Qu’en est-il de la composante ISR ?
Le fonds a été labellisé ISR l’an dernier. À ce jour, toutes les gestions proposées par notre société intègrent une analyse ESG qui est réalisée par les analystes-gestionnaires de chacun des fonds avec l’appui d’une équipe interne dédiée à l’ISR. Celle-ci nous apporte les aspects méthodologiques nécessaires et assure la collecte des données.

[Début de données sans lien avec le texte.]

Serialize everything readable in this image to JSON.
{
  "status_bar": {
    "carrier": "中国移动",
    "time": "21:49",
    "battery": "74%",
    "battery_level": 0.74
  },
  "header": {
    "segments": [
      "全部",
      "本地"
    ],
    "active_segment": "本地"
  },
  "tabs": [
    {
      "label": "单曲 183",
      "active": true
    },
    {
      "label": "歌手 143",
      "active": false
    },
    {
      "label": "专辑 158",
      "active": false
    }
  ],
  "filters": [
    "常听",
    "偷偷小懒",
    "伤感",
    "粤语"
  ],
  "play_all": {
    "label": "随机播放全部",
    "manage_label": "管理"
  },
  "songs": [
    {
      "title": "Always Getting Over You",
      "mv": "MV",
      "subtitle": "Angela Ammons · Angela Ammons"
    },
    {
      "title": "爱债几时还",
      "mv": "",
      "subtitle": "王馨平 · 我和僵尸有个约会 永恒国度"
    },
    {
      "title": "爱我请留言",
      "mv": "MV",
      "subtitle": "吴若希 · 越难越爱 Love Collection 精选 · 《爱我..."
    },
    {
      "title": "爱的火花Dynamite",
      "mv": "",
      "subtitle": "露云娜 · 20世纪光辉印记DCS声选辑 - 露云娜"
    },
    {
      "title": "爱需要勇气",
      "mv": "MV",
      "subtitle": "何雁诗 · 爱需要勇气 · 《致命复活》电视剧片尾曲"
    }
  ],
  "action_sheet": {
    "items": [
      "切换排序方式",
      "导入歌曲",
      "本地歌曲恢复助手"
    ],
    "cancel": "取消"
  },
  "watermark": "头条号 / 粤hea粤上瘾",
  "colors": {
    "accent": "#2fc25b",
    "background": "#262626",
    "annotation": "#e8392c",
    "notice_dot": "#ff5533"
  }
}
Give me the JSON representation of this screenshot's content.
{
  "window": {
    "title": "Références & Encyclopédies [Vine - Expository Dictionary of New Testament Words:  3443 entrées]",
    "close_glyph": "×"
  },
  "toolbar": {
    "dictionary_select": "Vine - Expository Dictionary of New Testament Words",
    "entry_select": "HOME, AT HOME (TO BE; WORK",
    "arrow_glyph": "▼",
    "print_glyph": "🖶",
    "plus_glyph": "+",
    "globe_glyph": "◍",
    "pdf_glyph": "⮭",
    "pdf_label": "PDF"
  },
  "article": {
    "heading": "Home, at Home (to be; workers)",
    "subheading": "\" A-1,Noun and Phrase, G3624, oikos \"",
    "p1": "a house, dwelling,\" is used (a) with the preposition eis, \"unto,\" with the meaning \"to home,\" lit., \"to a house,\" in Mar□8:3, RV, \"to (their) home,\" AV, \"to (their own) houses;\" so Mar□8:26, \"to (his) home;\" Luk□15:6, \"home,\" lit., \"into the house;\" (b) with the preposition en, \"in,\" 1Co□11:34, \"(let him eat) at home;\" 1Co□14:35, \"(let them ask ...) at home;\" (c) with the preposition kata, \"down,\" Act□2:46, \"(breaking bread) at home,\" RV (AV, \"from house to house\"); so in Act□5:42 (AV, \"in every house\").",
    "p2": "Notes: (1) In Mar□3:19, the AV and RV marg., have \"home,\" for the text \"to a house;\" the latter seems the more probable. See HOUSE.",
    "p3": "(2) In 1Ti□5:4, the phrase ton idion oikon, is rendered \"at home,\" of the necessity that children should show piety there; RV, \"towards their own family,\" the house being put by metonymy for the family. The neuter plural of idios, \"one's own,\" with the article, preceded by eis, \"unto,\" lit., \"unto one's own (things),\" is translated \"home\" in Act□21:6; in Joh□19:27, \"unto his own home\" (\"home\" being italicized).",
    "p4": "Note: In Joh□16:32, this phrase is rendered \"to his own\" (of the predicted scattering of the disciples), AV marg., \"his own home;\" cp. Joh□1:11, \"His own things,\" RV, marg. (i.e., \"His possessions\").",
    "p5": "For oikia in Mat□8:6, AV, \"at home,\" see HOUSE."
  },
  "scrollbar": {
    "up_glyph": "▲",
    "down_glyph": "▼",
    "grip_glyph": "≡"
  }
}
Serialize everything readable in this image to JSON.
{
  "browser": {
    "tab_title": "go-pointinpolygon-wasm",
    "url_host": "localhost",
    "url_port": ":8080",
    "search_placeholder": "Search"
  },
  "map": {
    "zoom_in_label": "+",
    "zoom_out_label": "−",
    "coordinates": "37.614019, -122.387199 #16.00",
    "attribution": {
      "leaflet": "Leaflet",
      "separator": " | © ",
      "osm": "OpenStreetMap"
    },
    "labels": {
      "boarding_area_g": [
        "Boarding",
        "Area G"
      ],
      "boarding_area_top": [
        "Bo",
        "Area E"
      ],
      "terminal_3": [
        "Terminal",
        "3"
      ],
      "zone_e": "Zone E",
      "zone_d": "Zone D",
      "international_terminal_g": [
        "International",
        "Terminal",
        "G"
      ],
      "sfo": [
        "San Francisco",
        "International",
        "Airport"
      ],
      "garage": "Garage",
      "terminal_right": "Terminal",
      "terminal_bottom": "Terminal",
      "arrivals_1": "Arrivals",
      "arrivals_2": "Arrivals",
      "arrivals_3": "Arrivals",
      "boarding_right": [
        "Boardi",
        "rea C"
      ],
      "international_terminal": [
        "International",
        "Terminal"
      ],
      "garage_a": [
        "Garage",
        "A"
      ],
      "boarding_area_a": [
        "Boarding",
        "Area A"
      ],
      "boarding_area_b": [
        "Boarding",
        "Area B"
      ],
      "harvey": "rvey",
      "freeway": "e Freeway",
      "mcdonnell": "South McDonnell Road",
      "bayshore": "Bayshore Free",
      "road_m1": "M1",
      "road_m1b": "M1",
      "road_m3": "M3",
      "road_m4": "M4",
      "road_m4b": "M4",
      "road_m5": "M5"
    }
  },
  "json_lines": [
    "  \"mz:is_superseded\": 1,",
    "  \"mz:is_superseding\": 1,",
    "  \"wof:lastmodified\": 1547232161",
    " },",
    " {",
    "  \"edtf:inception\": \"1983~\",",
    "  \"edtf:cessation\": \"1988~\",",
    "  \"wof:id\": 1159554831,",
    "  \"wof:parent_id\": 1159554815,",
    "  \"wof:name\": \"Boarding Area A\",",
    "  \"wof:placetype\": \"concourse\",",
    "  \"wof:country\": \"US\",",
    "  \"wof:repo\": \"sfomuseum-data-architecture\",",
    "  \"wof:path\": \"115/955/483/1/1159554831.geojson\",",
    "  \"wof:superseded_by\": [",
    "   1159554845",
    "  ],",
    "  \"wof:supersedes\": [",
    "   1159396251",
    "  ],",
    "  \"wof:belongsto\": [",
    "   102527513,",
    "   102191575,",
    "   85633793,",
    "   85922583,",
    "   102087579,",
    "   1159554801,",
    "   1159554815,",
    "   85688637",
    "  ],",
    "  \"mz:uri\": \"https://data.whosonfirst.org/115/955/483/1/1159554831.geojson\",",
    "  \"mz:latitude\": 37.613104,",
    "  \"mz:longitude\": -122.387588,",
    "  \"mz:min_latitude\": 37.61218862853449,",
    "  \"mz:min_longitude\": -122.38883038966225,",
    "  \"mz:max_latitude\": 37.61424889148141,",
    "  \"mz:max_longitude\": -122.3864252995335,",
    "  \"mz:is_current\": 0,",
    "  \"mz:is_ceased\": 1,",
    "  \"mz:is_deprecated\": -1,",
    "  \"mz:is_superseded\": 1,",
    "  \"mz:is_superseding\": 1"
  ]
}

Quelle approche ISR avez-vous retenue ?
Nous avons recours à la notation ESG. Le profil du portefeuille doit être supérieur à 80 % de l’univers d’investissement. Cette exigence présente l’avantage d’avoir un impact direct sur la qualité des titres détenus en portefeuille. Dans la poche action, la note ESG a une influence directe sur la fair value des entreprises analysées. En effet, le calcul du coût du capital de la société dépend de la note ESG attribuée. Plus l’entreprise est vertueuse et plus le coût du capital est bas. Par ailleurs, nous déployons une politique d’engagement vis-à-vis des entreprises dans lesquelles nous sommes investis via des échanges réguliers sur les aspects extra-financiers de leur activité.

Et pour la partie obligataire ?
Nous procédons à l’exclusion des émetteurs les moins bien notés. Il faut aussi mentionner une exposition aux obligations vertes - Green Bonds - à hauteur de 30 % du portefeuille.